MONTEREY – Billies, nannies and kids have brought their voracious appetites to a local park to help with wildfire prevention in the Monterey area.
Hundreds of goats have been brought into Monterey County’s Jacks Peak Park to eat their way through thick vegetation that is the fuel for fires.
Hand crews first clear fire fuels and select dead or dying trees that pose a risk. They are then followed by the 600 grazing goats. Work crews later go back into the targeted area to remove additional debris exposed by grazing.

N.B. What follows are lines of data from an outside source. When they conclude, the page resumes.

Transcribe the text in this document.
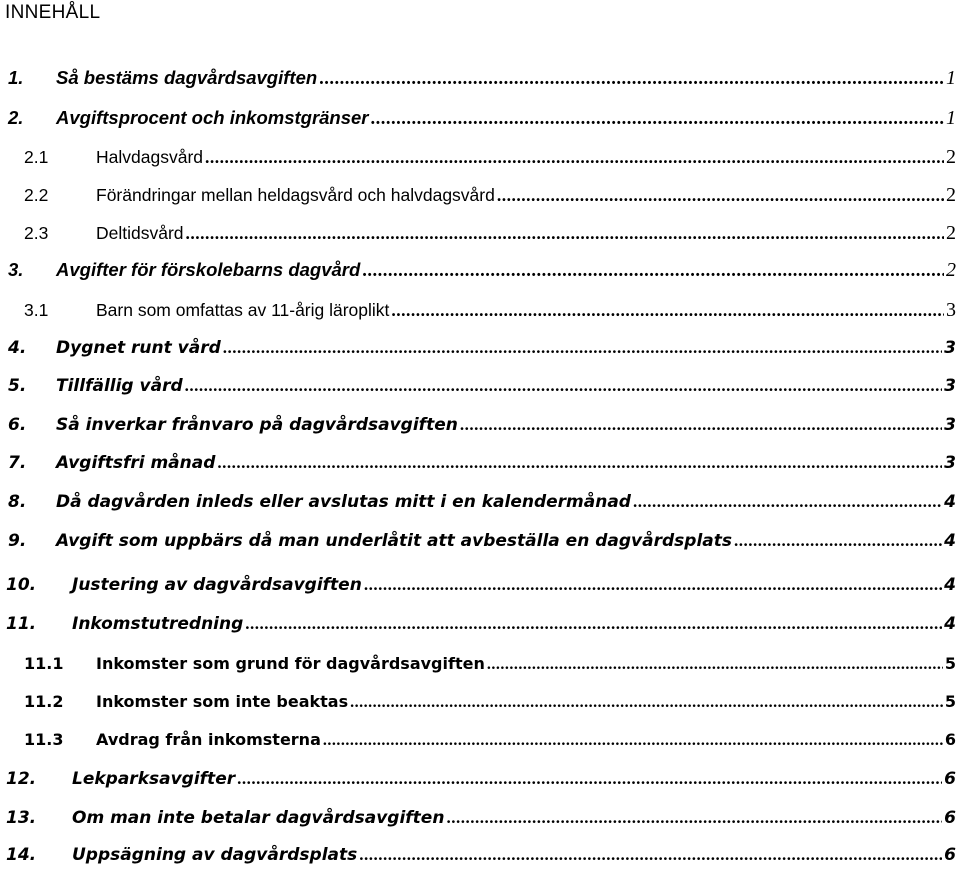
INNEHÅLL
1.	Så bestäms dagvårdsavgiften .....	1
2.	Avgiftsprocent och inkomstgränser .....	1
2.1	Halvdagsvård .....	2
2.2	Förändringar mellan heldagsvård och halvdagsvård .....	2
2.3	Deltidsvård .....	2
3.	Avgifter för förskolebarns dagvård .....	2
3.1	Barn som omfattas av 11-årig läroplikt .....	3
4.	Dygnet runt vård .....	3
5.	Tillfällig vård .....	3
6.	Så inverkar frånvaro på dagvårdsavgiften .....	3
7.	Avgiftsfri månad .....	3
8.	Då dagvården inleds eller avslutas mitt i en kalendermånad .....	4
9.	Avgift som uppbärs då man underlåtit att avbeställa en dagvårdsplats .....	4
10.	Justering av dagvårdsavgiften .....	4
11.	Inkomstutredning .....	4
11.1	Inkomster som grund för dagvårdsavgiften .....	5
11.2	Inkomster som inte beaktas .....	5
11.3	Avdrag från inkomsterna .....	6
12.	Lekparksavgifter .....	6
13.	Om man inte betalar dagvårdsavgiften .....	6
14.	Uppsägning av dagvårdsplats .....	6
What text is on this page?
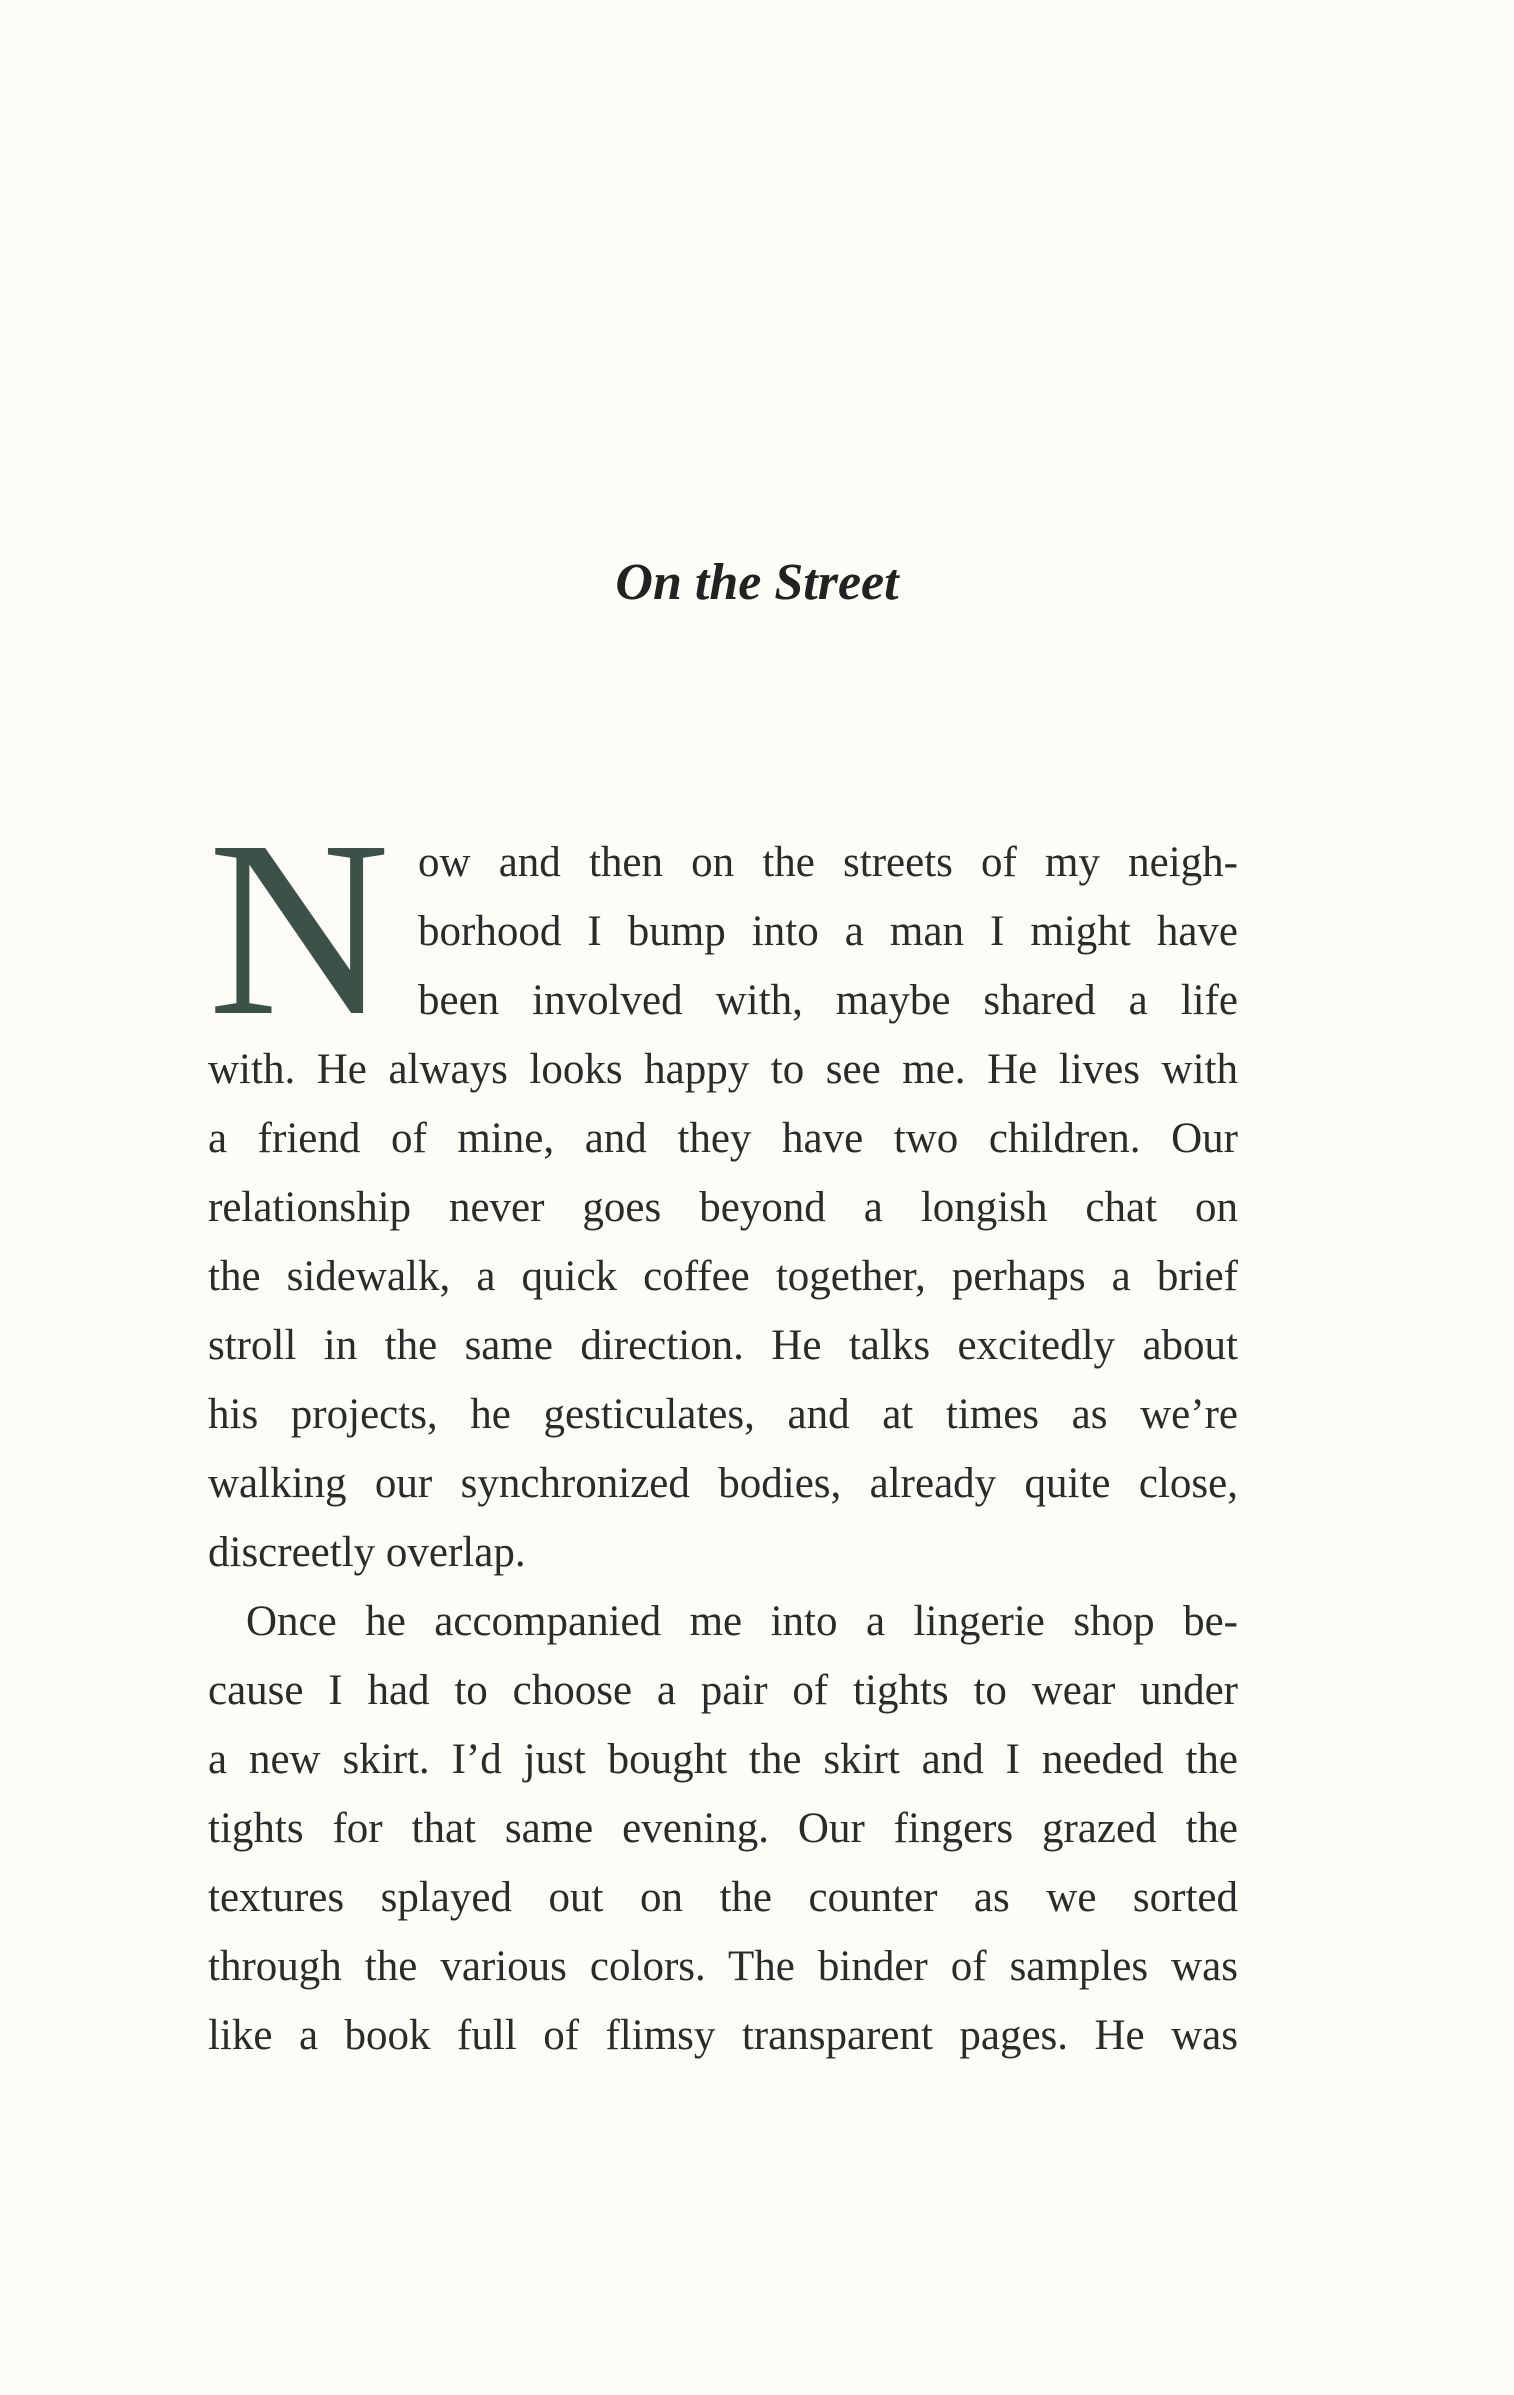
On the Street
N ow and then on the streets of my neigh-
borhood I bump into a man I might have
been involved with, maybe shared a life
with. He always looks happy to see me. He lives with
a friend of mine, and they have two children. Our
relationship never goes beyond a longish chat on
the sidewalk, a quick coffee together, perhaps a brief
stroll in the same direction. He talks excitedly about
his projects, he gesticulates, and at times as we’re
walking our synchronized bodies, already quite close,
discreetly overlap.
Once he accompanied me into a lingerie shop be-
cause I had to choose a pair of tights to wear under
a new skirt. I’d just bought the skirt and I needed the
tights for that same evening. Our fingers grazed the
textures splayed out on the counter as we sorted
through the various colors. The binder of samples was
like a book full of flimsy transparent pages. He was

The goat’s task will take several weeks to accomplish as part of a multifaceted wildfire prevention program at the park and surrounding areas. A $116,789 grant from the California Department of Forestry and Fire Protection is paying for it.
Monterey County often uses the ecologically-friendly partners in fire prevention and clearing efforts in county-managed areas, finding the creatures helpful because of their big appetites and ability to graze down vegetation and reach low-hanging tree growth. The type of vegetation clearing the goats provide is also beneficial to native plants and trees according to the county.
Over the course of the past few years, Monterey County has experienced several devastating wildfires and current dry conditions are raising concerns among forestry, fire and county officials.
Jacks Peak Park is an 892-acre county park at high risk of wildfire due to its location, environment and vegetation. It is located between the Monterey-Salinas Highway 68 to the north, Carmel Valley Road to the south, Highway 1 to the west, and Laureles Grade to the east. The park is home to one of the last remaining natural stands of Monterey Pine trees in the United States and provides vast views of Monterey Bay, Carmel Valley and the Santa Lucia Range. It is a popular spot for picnics, hiking, and bird watching.
The fuel reduction project area is 40 acres in the park between Carmel Valley and the Monterey area. As the goats graze eastward making a 100- to 200-foot swath along Pine Road through the park, they are supervised and protected by herders, dogs and electric fencing. While the goats perform their work in the park, there may be intermittent park road closures as the herd changes locations.